長野県で天皇陛下に出会う話『アホウドリの人生不案内』

2019/02/15 21:00

『アホウドリの人生不案内』(百人社)

「アホウドリ」を自称して、あちこちの妙な人を訪ねることに人生の多くの時間を費やしたルポライター・阿奈井文彦。76年の生涯の中で、けっこうな数の本を上梓しているが、自称である「アホウドリ」を冠したタイトルの本が多いあたり、けっこう自分のやりたいことだけをやりまくった人生といえるだろう。

 その中の一冊である『アホウドリの人生不案内』(百人社)。おそらく、ここで取材した相手のほとんどは、すでにこの世の人ではなかろう。中には、取材して雑誌の記事にした頃には意気揚々だったが、単行本に収録するにあたって連絡を取ると亡くなっていたという人もいる。

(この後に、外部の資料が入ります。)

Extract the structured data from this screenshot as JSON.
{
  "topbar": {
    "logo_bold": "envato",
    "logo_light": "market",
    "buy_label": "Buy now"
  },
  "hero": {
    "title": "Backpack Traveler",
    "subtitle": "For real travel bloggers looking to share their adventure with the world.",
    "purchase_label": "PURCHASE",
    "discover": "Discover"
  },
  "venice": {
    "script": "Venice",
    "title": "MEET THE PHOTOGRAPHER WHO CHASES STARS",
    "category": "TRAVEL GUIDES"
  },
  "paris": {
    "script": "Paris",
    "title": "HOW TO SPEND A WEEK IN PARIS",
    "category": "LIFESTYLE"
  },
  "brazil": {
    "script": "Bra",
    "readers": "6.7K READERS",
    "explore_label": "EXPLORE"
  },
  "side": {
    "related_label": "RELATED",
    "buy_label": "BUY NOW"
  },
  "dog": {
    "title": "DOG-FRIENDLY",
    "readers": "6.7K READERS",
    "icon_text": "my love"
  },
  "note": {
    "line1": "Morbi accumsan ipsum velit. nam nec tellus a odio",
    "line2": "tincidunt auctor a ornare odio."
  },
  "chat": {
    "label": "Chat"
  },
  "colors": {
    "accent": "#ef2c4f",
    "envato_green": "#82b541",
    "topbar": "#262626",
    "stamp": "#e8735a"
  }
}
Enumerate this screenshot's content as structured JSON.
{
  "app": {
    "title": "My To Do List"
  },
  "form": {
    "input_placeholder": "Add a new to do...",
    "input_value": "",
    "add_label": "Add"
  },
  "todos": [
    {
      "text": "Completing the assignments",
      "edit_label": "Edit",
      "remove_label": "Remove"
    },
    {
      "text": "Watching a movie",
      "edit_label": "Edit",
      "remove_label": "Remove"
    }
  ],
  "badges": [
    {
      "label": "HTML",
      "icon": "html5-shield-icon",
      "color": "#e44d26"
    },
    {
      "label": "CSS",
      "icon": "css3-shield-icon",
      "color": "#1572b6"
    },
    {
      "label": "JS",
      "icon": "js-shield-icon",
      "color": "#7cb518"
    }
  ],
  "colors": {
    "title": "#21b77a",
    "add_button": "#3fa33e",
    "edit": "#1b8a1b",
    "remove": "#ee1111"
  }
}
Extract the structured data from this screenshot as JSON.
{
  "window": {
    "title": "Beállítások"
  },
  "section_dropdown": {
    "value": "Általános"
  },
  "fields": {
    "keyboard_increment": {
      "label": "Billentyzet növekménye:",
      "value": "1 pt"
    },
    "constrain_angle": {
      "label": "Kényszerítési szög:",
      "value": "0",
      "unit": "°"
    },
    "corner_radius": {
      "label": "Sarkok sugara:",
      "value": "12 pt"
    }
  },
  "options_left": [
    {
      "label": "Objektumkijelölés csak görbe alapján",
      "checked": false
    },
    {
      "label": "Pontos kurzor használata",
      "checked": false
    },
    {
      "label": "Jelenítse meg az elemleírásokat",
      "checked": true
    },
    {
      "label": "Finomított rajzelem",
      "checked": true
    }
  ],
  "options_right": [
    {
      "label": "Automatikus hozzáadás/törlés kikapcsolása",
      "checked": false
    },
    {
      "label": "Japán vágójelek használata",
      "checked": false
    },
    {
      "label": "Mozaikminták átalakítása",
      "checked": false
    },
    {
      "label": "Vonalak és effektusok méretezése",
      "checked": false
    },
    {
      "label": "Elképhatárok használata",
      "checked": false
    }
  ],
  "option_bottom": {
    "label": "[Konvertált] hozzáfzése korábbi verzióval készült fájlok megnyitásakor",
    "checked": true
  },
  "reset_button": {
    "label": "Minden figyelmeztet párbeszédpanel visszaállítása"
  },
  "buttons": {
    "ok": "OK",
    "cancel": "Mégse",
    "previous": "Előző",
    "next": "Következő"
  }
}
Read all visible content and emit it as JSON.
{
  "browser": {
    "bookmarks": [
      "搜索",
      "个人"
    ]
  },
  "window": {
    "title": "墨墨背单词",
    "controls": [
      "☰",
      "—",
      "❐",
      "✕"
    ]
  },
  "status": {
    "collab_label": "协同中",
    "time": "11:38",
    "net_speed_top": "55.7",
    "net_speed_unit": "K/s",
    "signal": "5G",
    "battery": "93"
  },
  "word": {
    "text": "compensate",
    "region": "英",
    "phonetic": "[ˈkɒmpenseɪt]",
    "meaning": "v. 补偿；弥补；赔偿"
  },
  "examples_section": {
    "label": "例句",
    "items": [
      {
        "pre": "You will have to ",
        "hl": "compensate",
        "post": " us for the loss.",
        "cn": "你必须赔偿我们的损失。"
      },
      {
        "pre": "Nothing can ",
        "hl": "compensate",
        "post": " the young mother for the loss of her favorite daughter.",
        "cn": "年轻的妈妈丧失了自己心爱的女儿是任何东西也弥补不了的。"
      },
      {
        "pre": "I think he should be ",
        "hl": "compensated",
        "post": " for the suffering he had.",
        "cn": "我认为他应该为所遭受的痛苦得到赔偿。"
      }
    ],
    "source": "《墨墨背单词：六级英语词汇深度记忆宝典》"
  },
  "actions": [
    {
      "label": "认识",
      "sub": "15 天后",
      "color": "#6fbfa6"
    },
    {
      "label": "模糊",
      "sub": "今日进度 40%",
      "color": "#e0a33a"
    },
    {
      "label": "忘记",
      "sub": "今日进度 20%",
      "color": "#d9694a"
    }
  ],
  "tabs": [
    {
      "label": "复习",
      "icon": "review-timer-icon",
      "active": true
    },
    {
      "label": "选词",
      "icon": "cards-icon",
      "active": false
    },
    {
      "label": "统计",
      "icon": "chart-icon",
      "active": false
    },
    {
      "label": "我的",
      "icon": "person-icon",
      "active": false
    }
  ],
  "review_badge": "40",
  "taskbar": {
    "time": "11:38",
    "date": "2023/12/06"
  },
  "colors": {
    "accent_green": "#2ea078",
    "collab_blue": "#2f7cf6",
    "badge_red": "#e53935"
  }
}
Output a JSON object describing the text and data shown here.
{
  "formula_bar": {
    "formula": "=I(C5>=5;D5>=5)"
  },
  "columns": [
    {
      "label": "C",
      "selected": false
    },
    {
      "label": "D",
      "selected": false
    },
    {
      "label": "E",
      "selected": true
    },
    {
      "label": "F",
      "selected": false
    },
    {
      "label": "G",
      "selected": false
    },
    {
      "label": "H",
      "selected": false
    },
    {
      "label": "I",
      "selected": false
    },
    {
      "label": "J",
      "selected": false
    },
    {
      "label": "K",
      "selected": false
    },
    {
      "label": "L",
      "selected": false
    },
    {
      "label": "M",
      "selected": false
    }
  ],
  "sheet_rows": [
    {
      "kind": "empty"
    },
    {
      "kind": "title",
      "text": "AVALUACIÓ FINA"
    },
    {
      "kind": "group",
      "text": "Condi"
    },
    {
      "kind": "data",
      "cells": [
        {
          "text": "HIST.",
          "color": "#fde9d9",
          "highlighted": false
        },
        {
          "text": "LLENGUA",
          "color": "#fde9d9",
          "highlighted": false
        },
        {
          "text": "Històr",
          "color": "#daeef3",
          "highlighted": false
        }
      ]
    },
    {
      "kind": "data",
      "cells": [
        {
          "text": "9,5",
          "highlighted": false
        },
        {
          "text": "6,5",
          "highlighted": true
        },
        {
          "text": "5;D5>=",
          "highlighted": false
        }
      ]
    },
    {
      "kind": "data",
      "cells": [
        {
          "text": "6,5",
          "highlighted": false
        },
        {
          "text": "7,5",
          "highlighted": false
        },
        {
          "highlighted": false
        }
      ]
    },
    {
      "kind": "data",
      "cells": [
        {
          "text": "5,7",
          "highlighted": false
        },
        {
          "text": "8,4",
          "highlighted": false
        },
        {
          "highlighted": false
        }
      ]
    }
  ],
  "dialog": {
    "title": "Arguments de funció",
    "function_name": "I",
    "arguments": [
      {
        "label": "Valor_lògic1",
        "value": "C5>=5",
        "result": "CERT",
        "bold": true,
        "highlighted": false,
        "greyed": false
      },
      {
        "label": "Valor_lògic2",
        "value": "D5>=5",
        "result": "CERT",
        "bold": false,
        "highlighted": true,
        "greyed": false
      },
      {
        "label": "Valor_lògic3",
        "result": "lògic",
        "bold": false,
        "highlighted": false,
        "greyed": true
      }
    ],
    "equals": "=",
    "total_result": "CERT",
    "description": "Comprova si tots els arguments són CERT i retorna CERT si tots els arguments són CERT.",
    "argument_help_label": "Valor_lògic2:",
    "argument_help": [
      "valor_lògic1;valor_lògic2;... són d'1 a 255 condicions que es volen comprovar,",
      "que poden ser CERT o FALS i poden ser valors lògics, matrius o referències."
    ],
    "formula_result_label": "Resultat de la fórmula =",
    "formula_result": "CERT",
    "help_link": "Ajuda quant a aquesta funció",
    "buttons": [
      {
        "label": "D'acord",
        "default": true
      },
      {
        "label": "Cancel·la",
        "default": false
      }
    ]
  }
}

 ともあれ「アホウドリ」の中に、どういった興味が湧いたのか。心惹かれるままに、日本列島あちこちの市井の人々へと取材の記録は綴られていく。かれこれ20年も前から自分の葬式の準備をしっかりと整えているという熊本の老人。この道ウン十年のタクシー運転手。はたまた、長嶋茂雄やら山口百恵やらと、たまたま有名人と同姓同名だった人を訪ねて、その人の人生を聞く。あちこち、妙な人を訪ね回って「アホウドリ」は、時には天皇陛下にも出会う。

「アホウドリ」が天皇陛下に出会ったのは、長野県は上田市の郊外。最寄り駅は下之郷駅とあるから別所線の沿線である。そこには確かに平屋の“皇居”があった。出会った天皇陛下は、御年32歳。無遅刻無欠勤で上田市内の印刷会社へと通っている。

 いやいや、正気を失ったかと思えば違う。陛下が語るのは祖父からの教え。明治天皇の皇子であった祖父は、暗殺を避けて平民となり、この地に至ったというのである。

 世を忍ぶ仮の姿で、毎日印刷機を回している陛下。「アホウドリ」は、そんな人となりを、懇切丁寧に綴っていく。批判もなければ、称讃もなく。ただ、丁寧に。ともすれば「どうでもいいや」の一言で終わる話は、その精緻な文体によって、温かみを得る。

 単に個人の面白さをネタにするのではない。市井の人々への真摯な視線が、そこにはある。